Der ehemalige Unternehmensberater erlag dem amerikanischen Mythos von Weite und Abhauen: «Cruising», sagt er, cool über die Welt kreuzen. Cool mit Vollkasko: mit einem Mechaniker für den Platten, dem Onkel Doktor für die Bauchschmerzen, der Filmcrew für die Nachwelt. Tagsüber werden alle unter Polizeischutz ein paar Runden kurven, abends im sorgsam reservierten Five-Star-Bettchen einnicken. Eine Woche lang.

Während dieses Gesprächs beichtet Claude seine wachsend erotische Hingabe an Edelstahl: «Also, wenn ich’s recht bedenke, dann streichle ich häufiger meinen Motor als meine Frau.»

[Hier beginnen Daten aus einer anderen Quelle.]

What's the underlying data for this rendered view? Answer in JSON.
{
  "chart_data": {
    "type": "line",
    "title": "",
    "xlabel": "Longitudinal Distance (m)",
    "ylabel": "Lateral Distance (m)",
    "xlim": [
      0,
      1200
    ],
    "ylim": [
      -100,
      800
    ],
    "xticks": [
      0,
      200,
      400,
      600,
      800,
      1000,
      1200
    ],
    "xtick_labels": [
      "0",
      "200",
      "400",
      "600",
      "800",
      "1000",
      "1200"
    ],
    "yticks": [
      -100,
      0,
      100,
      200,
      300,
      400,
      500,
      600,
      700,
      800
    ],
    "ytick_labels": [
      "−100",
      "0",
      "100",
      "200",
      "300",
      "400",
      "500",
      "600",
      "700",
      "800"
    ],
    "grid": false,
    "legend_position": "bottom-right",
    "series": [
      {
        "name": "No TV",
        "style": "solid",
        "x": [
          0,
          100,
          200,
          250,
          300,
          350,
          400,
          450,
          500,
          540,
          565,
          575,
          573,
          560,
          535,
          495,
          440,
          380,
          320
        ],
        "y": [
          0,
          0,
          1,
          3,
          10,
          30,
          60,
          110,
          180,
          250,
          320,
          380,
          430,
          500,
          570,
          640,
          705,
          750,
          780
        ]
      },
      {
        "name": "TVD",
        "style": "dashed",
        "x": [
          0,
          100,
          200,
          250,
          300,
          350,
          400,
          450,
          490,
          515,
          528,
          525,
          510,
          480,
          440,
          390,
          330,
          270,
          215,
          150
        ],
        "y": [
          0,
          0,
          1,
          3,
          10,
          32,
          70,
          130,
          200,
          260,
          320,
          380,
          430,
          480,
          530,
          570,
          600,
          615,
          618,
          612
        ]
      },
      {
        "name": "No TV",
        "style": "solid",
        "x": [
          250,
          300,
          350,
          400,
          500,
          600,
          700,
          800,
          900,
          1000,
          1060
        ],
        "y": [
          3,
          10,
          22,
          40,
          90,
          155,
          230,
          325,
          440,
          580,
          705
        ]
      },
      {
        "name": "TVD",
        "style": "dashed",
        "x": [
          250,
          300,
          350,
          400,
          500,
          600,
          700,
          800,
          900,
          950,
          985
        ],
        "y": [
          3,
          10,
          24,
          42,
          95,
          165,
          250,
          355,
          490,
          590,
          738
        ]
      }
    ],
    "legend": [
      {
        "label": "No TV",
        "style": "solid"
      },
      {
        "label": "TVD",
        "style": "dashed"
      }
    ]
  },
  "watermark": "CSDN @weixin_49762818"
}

Seit dem Geständnis sind sechzehn Stunden vergangen, jetzt ist es kurz vor dreizehn Uhr und es kommt zu einem staunenswerten Bild: Nahe dem Zollgebäude hat sich Khaled aufgebaut, lebenslänglich gelähmt, im hölzernen Rollstuhl. Und die halbe Hundertschaft Maschinen, keine billiger als 10 000 und keine teurer als 35 000 Euro kommt vor ihm zum Stehen. Die Erste Welt braust an. Und der Mann aus der Dritten Welt schaut zu. Links neben seiner Lenkstange hängt ein Plastikbecher für die Almosen. Der Kontrast ist so peinigend, dass ihn jemand aus dem Bild schiebt. Damit keiner den anderen stört. Ein Radio plärrt, Johnny Halliday singt «La musique que j’aime», die lieben Dicken machen sich auf ihre «route des mirages», die Route der Fata Morganas. Khaled lächelt. Wie macht er das?